La soledad en el prejuicio.

En una sociedad donde se nos inculca que ser GLTB es vergonzoso, donde se nos dice que quienes lo son, son gentuza, corrupta, viciosa, adicta al sexo, transmisores de enfermedades repugnantes, vagos, fiesteros, feos y deleznables en general, las personas trans tienden a pensar que son las únicas personas “normales” dentro de su grupo. No se atreven a relacionarse con otras personas trans, porque vaya usted a saber… ay, que peligro.

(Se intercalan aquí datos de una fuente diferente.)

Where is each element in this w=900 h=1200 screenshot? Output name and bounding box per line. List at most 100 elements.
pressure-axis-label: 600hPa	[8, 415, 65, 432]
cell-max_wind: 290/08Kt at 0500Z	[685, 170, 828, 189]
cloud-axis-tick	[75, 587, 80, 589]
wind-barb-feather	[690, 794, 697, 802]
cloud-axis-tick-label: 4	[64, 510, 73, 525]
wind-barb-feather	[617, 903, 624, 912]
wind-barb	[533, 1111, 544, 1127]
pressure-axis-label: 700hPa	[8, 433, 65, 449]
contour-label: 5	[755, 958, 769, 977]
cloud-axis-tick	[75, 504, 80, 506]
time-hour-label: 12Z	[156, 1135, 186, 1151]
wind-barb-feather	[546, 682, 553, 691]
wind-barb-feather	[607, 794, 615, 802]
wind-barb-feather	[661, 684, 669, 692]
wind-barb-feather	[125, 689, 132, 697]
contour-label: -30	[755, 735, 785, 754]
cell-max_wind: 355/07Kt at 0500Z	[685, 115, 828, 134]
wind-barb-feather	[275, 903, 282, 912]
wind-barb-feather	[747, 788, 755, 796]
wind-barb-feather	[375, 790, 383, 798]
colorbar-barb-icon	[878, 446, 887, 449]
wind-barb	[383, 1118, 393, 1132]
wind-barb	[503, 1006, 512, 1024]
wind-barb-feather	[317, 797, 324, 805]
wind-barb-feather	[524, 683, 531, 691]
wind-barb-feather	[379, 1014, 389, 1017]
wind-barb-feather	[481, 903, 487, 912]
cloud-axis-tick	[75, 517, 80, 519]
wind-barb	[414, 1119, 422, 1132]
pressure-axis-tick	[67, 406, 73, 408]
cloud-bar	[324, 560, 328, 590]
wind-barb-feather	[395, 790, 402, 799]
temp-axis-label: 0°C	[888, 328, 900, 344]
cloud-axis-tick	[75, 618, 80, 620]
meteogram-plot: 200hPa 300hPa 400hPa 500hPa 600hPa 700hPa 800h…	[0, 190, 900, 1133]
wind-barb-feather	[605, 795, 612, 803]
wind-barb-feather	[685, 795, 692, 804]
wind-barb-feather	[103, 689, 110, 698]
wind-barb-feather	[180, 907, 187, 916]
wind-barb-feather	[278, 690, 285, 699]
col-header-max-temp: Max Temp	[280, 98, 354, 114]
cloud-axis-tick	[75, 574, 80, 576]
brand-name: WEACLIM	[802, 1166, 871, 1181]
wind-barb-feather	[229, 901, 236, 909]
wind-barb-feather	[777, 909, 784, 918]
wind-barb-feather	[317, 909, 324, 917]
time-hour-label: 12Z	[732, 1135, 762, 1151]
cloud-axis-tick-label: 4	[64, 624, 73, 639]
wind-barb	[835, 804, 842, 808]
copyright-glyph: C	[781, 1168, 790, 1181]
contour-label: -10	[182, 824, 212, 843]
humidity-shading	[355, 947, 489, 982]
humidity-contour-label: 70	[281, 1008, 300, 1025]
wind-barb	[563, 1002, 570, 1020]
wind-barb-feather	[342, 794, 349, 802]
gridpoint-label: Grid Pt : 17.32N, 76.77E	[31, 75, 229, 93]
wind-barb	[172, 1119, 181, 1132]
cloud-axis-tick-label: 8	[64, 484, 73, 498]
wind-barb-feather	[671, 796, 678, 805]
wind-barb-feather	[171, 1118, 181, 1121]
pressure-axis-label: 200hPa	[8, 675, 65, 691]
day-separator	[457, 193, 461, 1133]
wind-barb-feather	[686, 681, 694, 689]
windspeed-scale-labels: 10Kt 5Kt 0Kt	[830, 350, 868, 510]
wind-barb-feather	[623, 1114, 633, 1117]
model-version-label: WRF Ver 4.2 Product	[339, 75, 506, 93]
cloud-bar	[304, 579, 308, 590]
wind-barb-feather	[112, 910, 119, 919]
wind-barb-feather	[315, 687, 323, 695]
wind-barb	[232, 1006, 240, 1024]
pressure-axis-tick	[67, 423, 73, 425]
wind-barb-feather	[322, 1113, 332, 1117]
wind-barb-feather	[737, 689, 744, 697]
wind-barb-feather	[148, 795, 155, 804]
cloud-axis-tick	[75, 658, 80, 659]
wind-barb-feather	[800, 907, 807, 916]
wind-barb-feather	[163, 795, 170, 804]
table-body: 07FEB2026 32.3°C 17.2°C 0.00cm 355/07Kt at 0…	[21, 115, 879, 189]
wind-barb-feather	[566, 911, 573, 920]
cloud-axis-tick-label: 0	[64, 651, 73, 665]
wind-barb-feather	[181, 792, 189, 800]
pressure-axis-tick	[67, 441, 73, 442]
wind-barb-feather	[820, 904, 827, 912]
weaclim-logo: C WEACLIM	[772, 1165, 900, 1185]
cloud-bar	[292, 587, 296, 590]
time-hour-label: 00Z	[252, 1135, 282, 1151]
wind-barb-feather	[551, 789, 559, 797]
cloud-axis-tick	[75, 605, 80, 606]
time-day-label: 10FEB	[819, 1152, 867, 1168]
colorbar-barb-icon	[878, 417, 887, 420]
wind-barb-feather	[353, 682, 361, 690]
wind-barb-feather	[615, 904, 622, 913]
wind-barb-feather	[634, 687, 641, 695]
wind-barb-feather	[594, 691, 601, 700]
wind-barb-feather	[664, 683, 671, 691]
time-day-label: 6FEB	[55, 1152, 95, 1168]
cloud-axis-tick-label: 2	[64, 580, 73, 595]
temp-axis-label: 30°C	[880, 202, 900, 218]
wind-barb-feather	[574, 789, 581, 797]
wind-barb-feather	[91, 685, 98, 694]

Esa es la mejor manera de evitar que las personas que no saben que son personas, lleguen a saberlo alguna vez. El prejuicio reina sobre todas las cosas en el mundo trans. Las personas trans están dispuestas a creer cualquier acusación que recaiga sobre otra persona trans. Están dispuestas a creer que Fulana o Mengana en realidad no es transexual, sino que tiene un fetichismo sexual obscruo y extraño. Que esta o aquella se hormona, pero no se siente mujer. Las transexuales tienen terribles prejuicios sobre las travestis, y son incapaces de comprender la increible belleza de poder sacar a la luz a otra persona que también eres tú, y vive dentro de tu persona. Para la muchas transexuales, las travestis son sólo “hombres que se visten de mujer para obtener placer sexual”. Para muchas travestis, las transexuales son “maricas que se les ha ido la olla y se creen mujeres, o que se han cambiado de sexo para follar más”. Se acusan mutuamente de hacer que el resto de la sociedad “se confunda” y las tome por lo que no son. Cuando son ellas mismas las que se confunden y toman a las demás por lo que no son.

Son los tiempos de internet, donde cualquiera puede conocer a cualquiera a través de la red. Sin embargo, much*s todavía continúan sol*s.